The most recent paintings on view at Angles gallery in Santa Monica consist mainly of 70mm IMAX film, which the artist now buys in whole reels from a distributor. From these he employs only the beginning and end portions the so-called 'foot' and 'head' of leader, which are distinct from the movie itself but serve to bracket it almost in the manner of bookends. Most of this stuff is a milky, semi-translucent white, and stretched across standard wood stretcher-bars in tight horizontal bands, it makes up the bulk of each work. But this pleasant monotony is disrupted at regular intervals by strips of saturated colour, remnants of various film-testing procedures and bursts of typographic noise from those familiar countdown sequences, to title headings and trademark emblems, to all manner of quasi-cryptic notation on matters of film processing and projection. The longer one looks, the more these areas of visual concentration appear to seep into the rest, infusing each work with a subtly distinct ambience and aesthetic logic.

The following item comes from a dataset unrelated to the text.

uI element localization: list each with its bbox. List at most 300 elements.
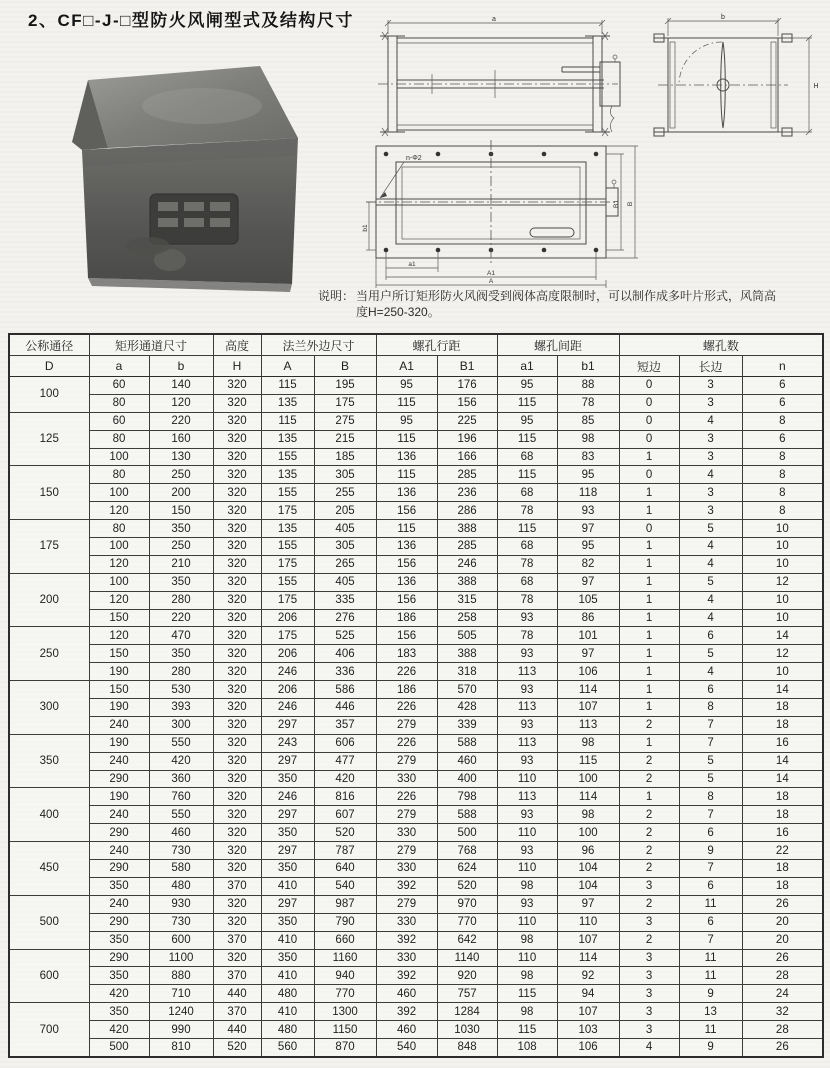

By removing the cinematic product from view, Potter draws our attention to the 'fact' of its production a distinctly Structuralist approach that recalls the various experiments of Michael Snow, Tony Conrad and, in particular, Morgan Fisher, whose own tribute to the leader provides a direct precedent to this show. However incongruous this marriage of filmic and painterly concerns might at first appear, it is its sheer practicability that comes through in the end: what better way to 'expose the apparatus', the material basis of film than by recourse to this most materialistic medium of all? Painting regains a genuine purpose here as an older, archaic language of substance and surface through which the increasingly ethereal products of the new media might, in Walter Benjamin's terms, be made 'graspable'. Benjamin expressed a cautious enthusiasm for film, weighing its social benefits against a seemingly unlimited capacity for alienation, a totalising 'shock' which he called upon the artist in the age of mechanical reproduction somehow to 'humanise'. And this is precisely what Potter sets out to accomplish in this show.
Those who have visited the artist's studio and witnessed the mound of discarded film that stretches from wall to wall and reaches almost up to the ceiling, may be better able to appreciate the full extent of the editorial violence this task has entailed. Wasteful extravagance serves, in this case, to honour the remainder, while at the same time vindicating the conviction that has compelled this artist's work from the start: that beauty resides in the most neglected objects, in their intrinsic qualities as well as in the commitment that accompanies the will to make them visible. It is paradoxical that this simple message should find such an appropriate vehicle in the bombastic mega-spectacle of IMAX. Yet even here, at the highest echelons of film production, Potter continues to focus on the humblest, most overlooked details: the patient work of the technicians, who, like the painters locked away in their garrets, still gaze at the ever-accelerating world outside one frame at a time.